Ozmo: In 2008 in Ancona I painted the great Madonna with Child with the faces upside down (of which you can find a small acrylic version in pvc at the Museo del Novecento n.d.r.), it was very interesting to receive feedback from the public: the choice to turn the faces brought about harsh criticism on the part of the Anconian church, from whom I was almost accused of blasphemy. On the other hand, many saw the desire in the Madonna to look more closely with intensity at the high heavens. I love that Madonna a lot and I never had the intention for it to be blasphemous; that initial attack in the press made me smile, then on reflection it did exactly what I would like to happen with the release of every one of my works. Hence the idea to organise a day at the museum during which people from the world of culture and art, in particular coming from 7 types of art (a poet, a sculptor, a filmmaker, a musician, a philosopher, a painter, an actor) have had the opportunity to interpret in their own way the meaning of my work.
The system is exactly the same as the master Alejandro Jodorowsky uses for tarot readings, iconography that Ozmo has been using since the beginning of his artistic career: the tarot cards are full of signs and symbolic colours, the reader points out and directs the attention of the querent.

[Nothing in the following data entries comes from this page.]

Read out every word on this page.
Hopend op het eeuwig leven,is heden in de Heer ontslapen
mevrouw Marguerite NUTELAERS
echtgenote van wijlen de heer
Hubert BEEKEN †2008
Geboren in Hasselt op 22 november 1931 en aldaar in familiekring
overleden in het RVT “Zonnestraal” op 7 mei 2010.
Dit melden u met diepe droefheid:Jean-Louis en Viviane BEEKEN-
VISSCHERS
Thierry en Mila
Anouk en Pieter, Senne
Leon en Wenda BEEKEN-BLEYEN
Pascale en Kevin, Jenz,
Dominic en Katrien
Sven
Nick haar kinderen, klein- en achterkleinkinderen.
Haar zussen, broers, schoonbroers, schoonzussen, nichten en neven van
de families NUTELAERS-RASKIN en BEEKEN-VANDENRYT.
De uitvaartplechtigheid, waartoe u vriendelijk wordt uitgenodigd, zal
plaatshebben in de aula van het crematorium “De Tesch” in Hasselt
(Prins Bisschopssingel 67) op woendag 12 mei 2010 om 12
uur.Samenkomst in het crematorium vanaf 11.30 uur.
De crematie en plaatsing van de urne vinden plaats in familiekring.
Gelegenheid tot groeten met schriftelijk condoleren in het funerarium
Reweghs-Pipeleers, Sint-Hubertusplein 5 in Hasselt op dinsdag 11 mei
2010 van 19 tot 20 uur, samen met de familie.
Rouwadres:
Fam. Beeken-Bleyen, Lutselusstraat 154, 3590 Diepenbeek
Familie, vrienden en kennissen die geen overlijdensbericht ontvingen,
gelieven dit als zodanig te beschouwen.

The interpretation is coming from the mind of the querent based upon his or her past and current doubts or questions. With this approach Ozmo seems to overcome judgement and criticism, traditional practices an artist’s work undergoes, transforming the role of art work from passive to active, as a creator of impressions he will use himself like a fountain of knowledge to be on same page with those who “read”.
These three tarot cards are being displayed in large size at the Museo del Novecento: il (pre)Giudizio (Judgement), la Torre (the Tower), la Giustizia (Justice).
With il Giudizio (Judgement), the artist seems to be ironically exposing himself to his audience with the play on words in which the Italian “il Giudizio” becomes preGiudizio (prejudice), with the Tower destroying the old balance and creating a channel towards something new. Justice, however, creates synthesis by restoring the balance because it takes in consideration also asymmetry and imperfection. However, as we know, the readings can be infinite and change from time to time.
Ozmo is an island, a neurological centre connected with various aspects of society and culture, he is a conspiracy that undermines the orthodoxy of artistic practice and does not need to justify himself because he bypasses judgement transforming the fruition of his work into a dialogue of knowledge and research for all.